Do teor do doc. de fls. 35 (informação do Colégio Y...) resulta que o arguido no dia da ocorrência efectivamente não faltou às aulas e que estas se prolongaram até às 16:15 horas [o que nos permite considerar que, face aos elementos temporais supra referenciados, tempo teria para chegar à Escola X..., sem necessidade de faltar ou sair mais cedo das aulas, desde que tivesse apanhado o autocarro respectivo a tempo. Importaria, por isso, também saber, nesse dia e nesse período de tempo, a que horas o autocarro fez esse percurso (o que é praticamente impossível, pois sempre poderiam registar-se atrasos…) e se o arguido usou esse meio de transporte nesse período horário ou outro para se deslocar à Escola X... e assim poder ser considerado se se encontrava no local da ocorrência dos factos no momento em que os mesmo se verificaram, coisa que não foi possível apurar. No entanto, sempre cumpre precisar que mesmo que se tivesse apurado que o arguido se deslocara para aquela escola a tempo de praticar os factos que lhe são imputados, só por si não permitia considerar, sem margem para dúvidas, que tinha sido ele a praticar os factos. Desde logo, porque não era essa falha (ou mentira) em termos de declarações que permitia a certeza que nem o lesado foi capaz de transmitir ao tribunal, relativa à identificação do sujeito autor da prática dos factos. Sempre seria necessário o respaldo de outra prova mais consistente, mais sólida, mais irrefutável. Na jovem idade de 19 anos do arguido, não é raro usar-se de subterfúgios para afastar qualquer tipo de responsabilidade, sem pensar nas consequências (independentemente de ter ou não responsabilidades na matéria), o que desaconselharia, obviamente, que “a contrario sensu” se pudesse extrair, no contexto dos autos (onde, entre outros elementos de personalidade, o CRC do arguido, porque impoluto, vem reforçar os referidos depoimentos que o apontam como observador de comportamento em conformidade com as normas penais), que se pretendia ocultar essa presença no local era porque, necessariamente, teria sido o autor dos factos… A máxima de que vale mais absolver um culpado do que condenar um inocente não é só uma decorrência do princípio processual “in dúbio pro reo”. É, antes disso, um imperativo de consciência e de verdade…

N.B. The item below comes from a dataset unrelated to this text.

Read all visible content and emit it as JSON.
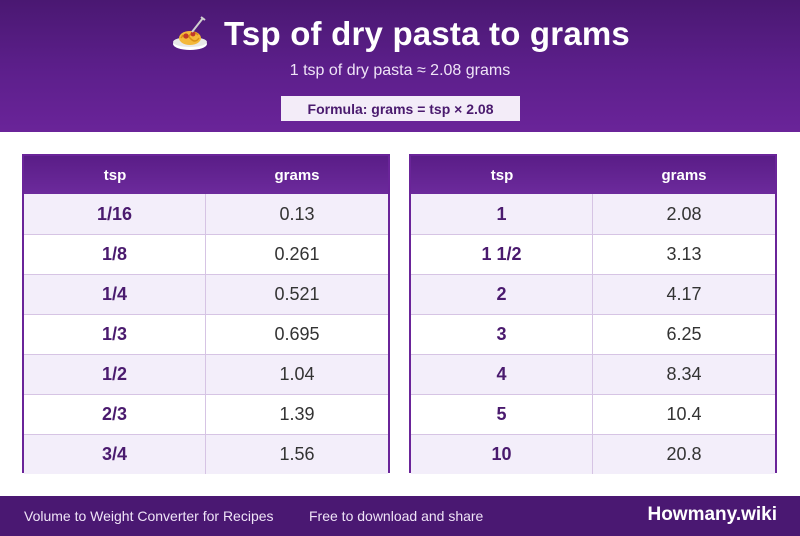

Permanece a dúvida insanável sobre se foi o arguido o autor dos factos em causa.     


III

Questões a apreciar:

1. A impugnação da matéria de facto dada como não provada.

2. O princípio do in dubio pro reo.


IV

Apreciando:

1. Dada a intrínseca relação, in casu, da impugnação da matéria de facto e a aplicação do princípio do in dubio pro reo, por uma questão de metodologia, apreciar-se-ão estas duas questões em simultâneo, dentro da lógica que, mesmo assim, se afigurar mais oportuna.

2. A primeira observação a fazer assenta na relevância que o princípio da livre apreciação da prova aqui desempenha, podendo dizer-se que o mesmo é determinante para o desfecho do processo, o mesmo é dizer, em dar como provada ou não provada a matéria fáctica imputada ao arguido o que determinará, por sua vez, a sua condenação ou absolvição.

O julgador a quo que fez a primeira valoração da prova segundo a convicção então formada e que se mostra explícita nos autos, deu como não assentes (não provados) determinados factos que justificaram a absolvição do arguido pelo crime que lhe é imputado na acusação pública. Da motivação que consta da sentença – supra transcrita – conclui-se que a convicção do julgador de primeira instância para dar tais factos como não provados e que ditaram a absolvição do arguido, teve por base a aplicação do princípio constitucional de presunção de inocência, ou seja, do princípio do in dubio pro reo.

3. É contra a aplicação deste princípio pelo julgador que tem tradução efectiva em não dar como provada a versão da prática dos factos pelo arguido que se manifesta o recorrente Ministério Público.

E o recorrente assenta os seus argumentos para que o tribunal devesse dar como provados os factos que deu como não provados, sob dois fundamentos que se passam a enunciar:

3.1. O primeiro assenta na possibilidade ou hipótese de o arguido se ter deslocado da sua escola que na altura frequentava para a escola frequentada pelo ofendido, de modo a ter tempo para praticar os factos nos termos descritos na acusação.

3.2. O segundo assenta na valoração que deve ser dada à prova recolhida nos autos quer quanto ao auto de reconhecimento pessoal de fls. 26 e 27, de 19 de Maio de 2010 – em fase de inquérito - quer quanto ao depoimento feito pelo ofendido em audiência de julgamento.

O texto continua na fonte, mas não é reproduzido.